Everything You’ve Ever Dreamed (1998): Everything You’ve Ever Dreamed was an unused song in the animated movie End of Evangelion and is therefore deeply tied to the themes of that movie and the Eva franchise as whole. Those themes being that of escapism, freedom, despair, and most importantly in our case love, or lack thereof. And though it was made with a completely different series in mind, it fits The Handmaid’s Tale shockingly well. In chapter 35 of The Handmaid’s Tale Offred is meeting with the Commander and on her way she ponders love. What love is now and what it was before. “God is love, they once said, but we reversed that, and love, like heaven, was always just around the corner. […] We were waiting, always,” In the before times and especially now love is always just out of reach. Everything You’ve Ever Dreamed mirrors these ideas perfectly with the songs chorus, “You can sail the seven seas Love is a place you’ll never see Passing you like a summer breeze You feel life has no other reason to be You can wait a million years and find That heavens too far away from you.” Even as I am writing this I am a little shocked on how well this works, I mean the mention of heaven as a way of showing that love is just out of reach is perfect. This song, like Matte Kudasai, works perfectly as themes for Offred and her character. She is someone who has lost a lot and has been denied almost all forms of connection, platonic or romantic. She, like everyone, is desperate for any kind of bond, but in Gilead, it is all too far out of reach.

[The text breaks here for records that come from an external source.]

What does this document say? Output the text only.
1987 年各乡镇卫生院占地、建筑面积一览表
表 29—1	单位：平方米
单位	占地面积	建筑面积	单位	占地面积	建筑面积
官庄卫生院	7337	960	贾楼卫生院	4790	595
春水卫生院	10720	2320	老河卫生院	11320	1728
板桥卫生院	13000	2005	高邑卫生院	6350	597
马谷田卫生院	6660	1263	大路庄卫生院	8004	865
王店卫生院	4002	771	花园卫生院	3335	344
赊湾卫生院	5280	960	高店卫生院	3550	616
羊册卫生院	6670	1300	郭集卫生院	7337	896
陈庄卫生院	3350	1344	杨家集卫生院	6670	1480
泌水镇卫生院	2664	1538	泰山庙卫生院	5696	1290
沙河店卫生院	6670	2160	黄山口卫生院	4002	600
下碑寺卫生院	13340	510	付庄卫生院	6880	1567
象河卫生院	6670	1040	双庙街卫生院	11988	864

TalkTalk (2018): This is the most different song in the playlist, where the others were softer and much longer, TalkTalk is shorter and a lot more aggressive in its tone. TalkTalk also has, in my opinion, the most unique meaning of the five songs listed here, being a commentary on the people who only talk about issues and do nothing about it. Another interpretation, and the one I personally like more, is that it is a song about those who twist words of religion to further means and to say something without really saying anything. The main repeating lyric of TalkTalk is, “Sit and talk like Jesus Try walkin’ like Jesus Sit and talk like Jesus Talk like Jesus Talk, talk, talk, talk” People talk like Jesus, use his words to push their agenda, but they do not act like Jesus, do not do as he said, they don’t walk like Jesus. This relates to The Handmaid’s Tale as Gilead is a theocracy, a government built around one state religion, and this religion is some sect of Christianity. Everything in Gilead is based around Christianity; Marthas are named after the sister of Jesus, the ‘slogan’ for the handmaids (Give me children, or else I die) is a quote from Genesis 30, even the name Gilead is a reference to a fertile land within Jerusalem, hell even the storefronts are references to the Bible. Everything in Gilead is built around this bizarre sect of Christianity, but they just happen to leave out all of the parts that don’t fit their agenda. They spew out the words of a doctrine they don’t even properly follow, they talk like Jesus but do not walk like Jesus.